The Executive Secretary of the State Ethics Commission and her chief assistant were removed from their positions as they sought subpoenas in ethics cases against the Governor. The Governor’s Deputy Chief of Staff went so far as to call Budd’s removal a “teachable moment” for others who serve at the pleasure of the Governor.
On Friday leading into the 4th of July holiday week, the Governor somewhat quietly appointed three close political allies to the board of the Georgia Ports Authority. Ken Cronan of Gainesville, the Governor’s business partner for decades; James Walters of Gainesville, the Governor’s banker, landlord and campaign donor to the tune of $30,000; and Hugh Tarbutton of Sandersville, also a large campaign donor, according to the AJC.
The precedent of appointing the closest allies to the potentially lucrative board seats overseeing Georgia’s ports was clearly set by former Governor Perdue, who also installed much of his campaign team and a cousin to oversee the board.

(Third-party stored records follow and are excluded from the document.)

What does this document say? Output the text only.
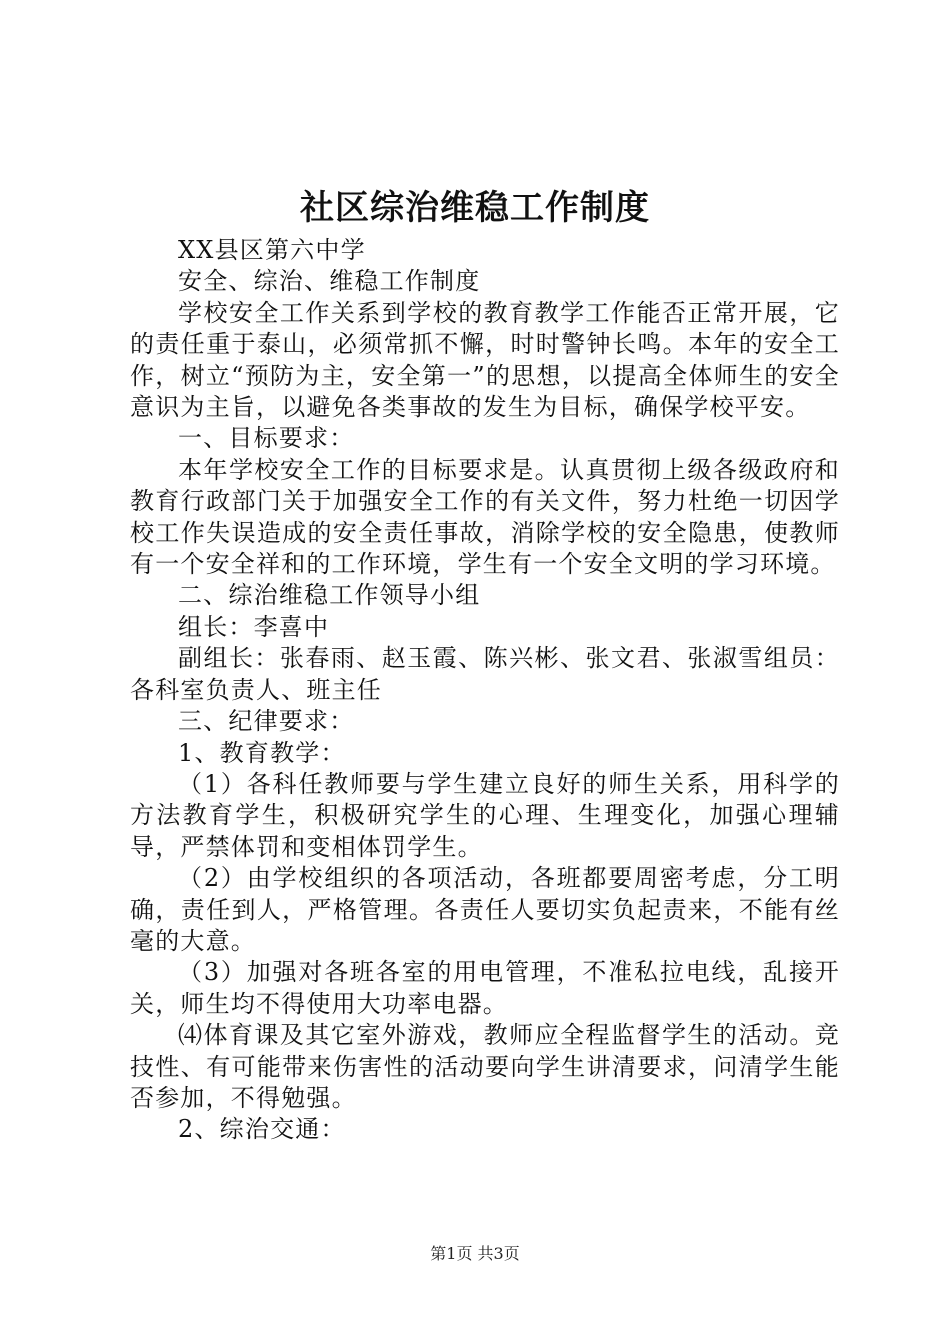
社区综治维稳工作制度

XX县区第六中学

安全、综治、维稳工作制度

学校安全工作关系到学校的教育教学工作能否正常开展，它的责任重于泰山，必须常抓不懈，时时警钟长鸣。本年的安全工作，树立“预防为主，安全第一”的思想，以提高全体师生的安全意识为主旨，以避免各类事故的发生为目标，确保学校平安。

一、目标要求：

本年学校安全工作的目标要求是。认真贯彻上级各级政府和教育行政部门关于加强安全工作的有关文件，努力杜绝一切因学校工作失误造成的安全责任事故，消除学校的安全隐患，使教师有一个安全祥和的工作环境，学生有一个安全文明的学习环境。

二、综治维稳工作领导小组

组长：李喜中

副组长：张春雨、赵玉霞、陈兴彬、张文君、张淑雪组员：各科室负责人、班主任

三、纪律要求：

1、教育教学：

（1）各科任教师要与学生建立良好的师生关系，用科学的方法教育学生，积极研究学生的心理、生理变化，加强心理辅导，严禁体罚和变相体罚学生。

（2）由学校组织的各项活动，各班都要周密考虑，分工明确，责任到人，严格管理。各责任人要切实负起责来，不能有丝毫的大意。

（3）加强对各班各室的用电管理，不准私拉电线，乱接开关，师生均不得使用大功率电器。

⑷体育课及其它室外游戏，教师应全程监督学生的活动。竞技性、有可能带来伤害性的活动要向学生讲清要求，问清学生能否参加，不得勉强。

2、综治交通：

第1页 共3页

Perdue’s business interests were later entertained with private meetings with ports management as they sought to grow their presence at the rapidly expanding port.
While Tarbutton has logistics experience with the Sandersville Railroad in Southeast Georgia, the two other appointees from Gainesville experience seems to be wholly their relationship to Deal. Most troubling is the appointment of Ken Cronan, whose various business dealings with the Governor have resulted in ethics complaints leveled both at the Congressional level and which remain pending before the State ethics commission. Deal resigned his seat in Congress with the federal ethics complaints unresolved.
Governor Deal has put a great deal of time and bi-partisan effort to galvanize support for funding the expansion of the port of Savannah. Appointing his business partner to oversee the port is yet another example of the Governor’s tone deaf understanding of ethics.
Ken Cronan has been the governor’s chief agent for his personal business interests during his time in public service, often tied directly to government connections. Placing him on the board of the Port of Savannah during this critical time that funding is being secured for much needed expansion gives opponents of deepening the harbor unnecessary ammunition to criticize and possibly block federal funding.
The Governor also makes this appointment at a time when voters are asked to approve billions of new tax dollars for transportation improvements via T-SPLOST referendums this month. Opponents of the measures are already citing a reluctance to give significant new money to a system rife with cronyism. The Governor’s ill timed appointment will do little to allay their fears. If anything, it should make anyone on the fence about T-SPLOST strongly consider moving into the solid “no” camp.
The Governor has demonstrated that he and his team can be quite adept at understanding prevailing political winds and converting the desires of multiple constituencies into sound legislation. It is time he and his staff did the same with a cold hard look at the public’s perception of the state’s and their office’s ethics practices.
The people now have two chances to voice their concerns to the governor on July 31st. They can vote for the non-binding referendums on gift caps on each party’s ballot. They can also choose to deny a government upwards of 10 Billion in new tax dollars to be put into a system that seems designed to reward those in power and close to them.